A couple of years ago, one of the most comprehensive books ever written about the early years of Vancouver Island arrived with a thud.
At 839 pages, J.F. Bosher’s Imperial Vancouver Island was a substantial piece of work.
With biographies of 769 people who lived here during the 100 years he called the Imperial century, the book is an essential reference work for anyone digging into our past…
Vancouver Island in the Empire tells the story of the development of the Island, as seen and influenced by people from the British Empire.
That narrow focus means that not every aspect of our history is included, but that work can be left to others.
And besides, it is hard to think of a set of books totalling almost 1,400 pages as having a focus too narrow.
Bosher makes it clear that the Imperial influence was felt throughout the Island, and in the day-to-day lives of just about everyone here.
Bosher deals with just about every aspect of life here, from schools and churches to businesses and industries, from the young to the old, from the city to the country.

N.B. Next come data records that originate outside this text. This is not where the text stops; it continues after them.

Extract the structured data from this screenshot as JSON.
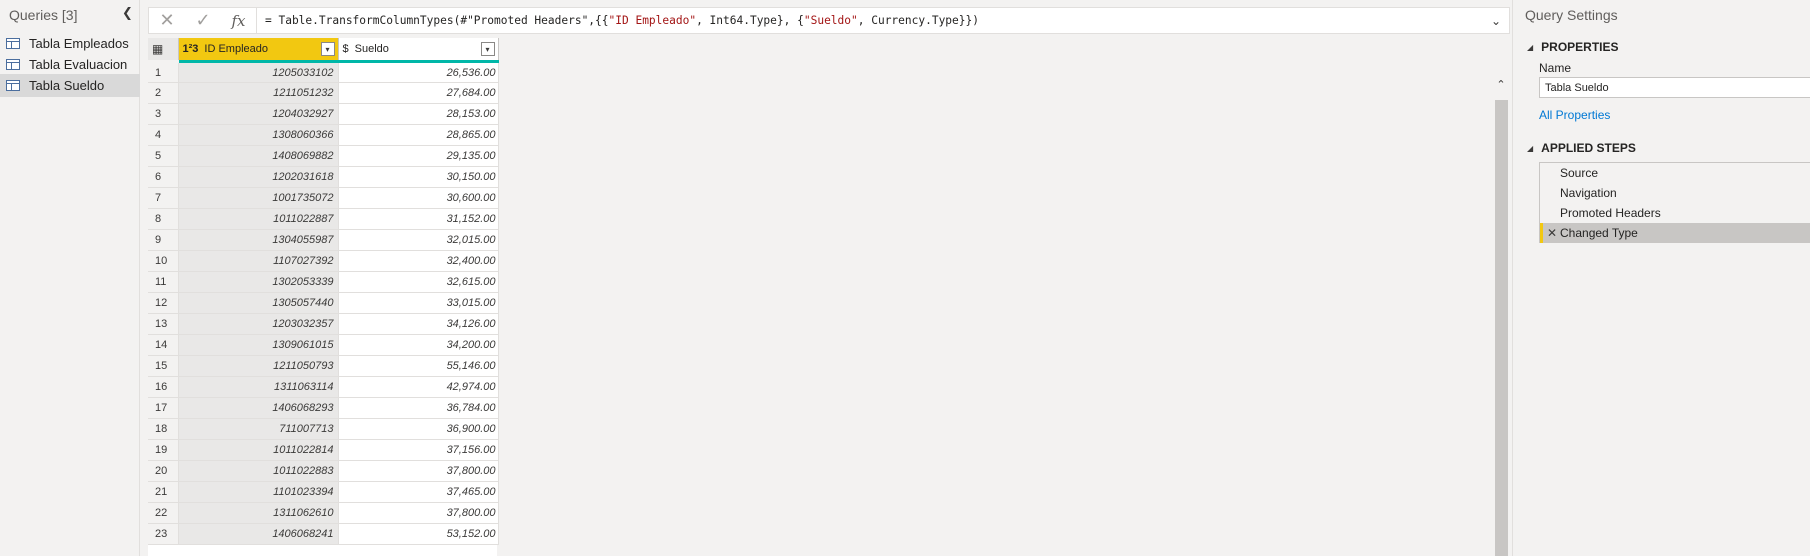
{
  "queries_pane": {
    "title": "Queries [3]",
    "collapse_glyph": "❮",
    "items": [
      {
        "label": "Tabla Empleados",
        "icon": "table-icon",
        "selected": false
      },
      {
        "label": "Tabla Evaluacion",
        "icon": "table-icon",
        "selected": false
      },
      {
        "label": "Tabla Sueldo",
        "icon": "table-icon",
        "selected": true
      }
    ]
  },
  "formula_bar": {
    "cancel_glyph": "✕",
    "commit_glyph": "✓",
    "fx_label": "fx",
    "formula_prefix": "= Table.TransformColumnTypes(#\"Promoted Headers\",{{",
    "formula_str1": "\"ID Empleado\"",
    "formula_mid1": ", Int64.Type}, {",
    "formula_str2": "\"Sueldo\"",
    "formula_suffix": ", Currency.Type}})",
    "expand_glyph": "⌄"
  },
  "grid": {
    "columns": [
      {
        "type_icon": "1²3",
        "name": "ID Empleado",
        "icon_name": "whole-number-type-icon"
      },
      {
        "type_icon": "$",
        "name": "Sueldo",
        "icon_name": "currency-type-icon"
      }
    ],
    "filter_glyph": "▾",
    "corner_glyph": "▦",
    "rows": [
      {
        "n": "1",
        "id": "1205033102",
        "sueldo": "26,536.00"
      },
      {
        "n": "2",
        "id": "1211051232",
        "sueldo": "27,684.00"
      },
      {
        "n": "3",
        "id": "1204032927",
        "sueldo": "28,153.00"
      },
      {
        "n": "4",
        "id": "1308060366",
        "sueldo": "28,865.00"
      },
      {
        "n": "5",
        "id": "1408069882",
        "sueldo": "29,135.00"
      },
      {
        "n": "6",
        "id": "1202031618",
        "sueldo": "30,150.00"
      },
      {
        "n": "7",
        "id": "1001735072",
        "sueldo": "30,600.00"
      },
      {
        "n": "8",
        "id": "1011022887",
        "sueldo": "31,152.00"
      },
      {
        "n": "9",
        "id": "1304055987",
        "sueldo": "32,015.00"
      },
      {
        "n": "10",
        "id": "1107027392",
        "sueldo": "32,400.00"
      },
      {
        "n": "11",
        "id": "1302053339",
        "sueldo": "32,615.00"
      },
      {
        "n": "12",
        "id": "1305057440",
        "sueldo": "33,015.00"
      },
      {
        "n": "13",
        "id": "1203032357",
        "sueldo": "34,126.00"
      },
      {
        "n": "14",
        "id": "1309061015",
        "sueldo": "34,200.00"
      },
      {
        "n": "15",
        "id": "1211050793",
        "sueldo": "55,146.00"
      },
      {
        "n": "16",
        "id": "1311063114",
        "sueldo": "42,974.00"
      },
      {
        "n": "17",
        "id": "1406068293",
        "sueldo": "36,784.00"
      },
      {
        "n": "18",
        "id": "711007713",
        "sueldo": "36,900.00"
      },
      {
        "n": "19",
        "id": "1011022814",
        "sueldo": "37,156.00"
      },
      {
        "n": "20",
        "id": "1011022883",
        "sueldo": "37,800.00"
      },
      {
        "n": "21",
        "id": "1101023394",
        "sueldo": "37,465.00"
      },
      {
        "n": "22",
        "id": "1311062610",
        "sueldo": "37,800.00"
      },
      {
        "n": "23",
        "id": "1406068241",
        "sueldo": "53,152.00"
      }
    ]
  },
  "scrollbar": {
    "up_glyph": "⌃"
  },
  "query_settings": {
    "title": "Query Settings",
    "properties_header": "PROPERTIES",
    "name_label": "Name",
    "name_value": "Tabla Sueldo",
    "all_properties_link": "All Properties",
    "applied_steps_header": "APPLIED STEPS",
    "collapse_glyph": "◢",
    "steps": [
      {
        "label": "Source",
        "selected": false
      },
      {
        "label": "Navigation",
        "selected": false
      },
      {
        "label": "Promoted Headers",
        "selected": false
      },
      {
        "label": "Changed Type",
        "selected": true
      }
    ],
    "delete_step_glyph": "✕"
  },
  "colors": {
    "accent_yellow": "#f2c811",
    "quality_bar_teal": "#00b7a8",
    "link_blue": "#0078d4"
  }
}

He argues that people from the British Isles were much more interested in, and much more respectful of, the First Nations in the area than were the Canadians or Americans who arrived here.
Bosher came to this belief based on several sources, including an analysis of history books and their authors, amateur anthropologists and collectors of native artifacts. The latter helped ensure, he says, that these items were preserved to this day.
The author’s goal, with this book and his previous effort, was to illustrate the social fabric of people and families linking Vancouver Island to the British Isles and the rest of the Empire.
In reaching for that goal, Bosher explores our history like no others have done. His perspective offers a different view on our past, and gives us a better sense of the forces that helped shape our community.
The publication of Vancouver Island in the Empire marks a dozen years of research, compilation and writing by Bosher. His work is destined to become one of the most important references available to us, for years to come, thanks to Bosher’s rich amount of detail.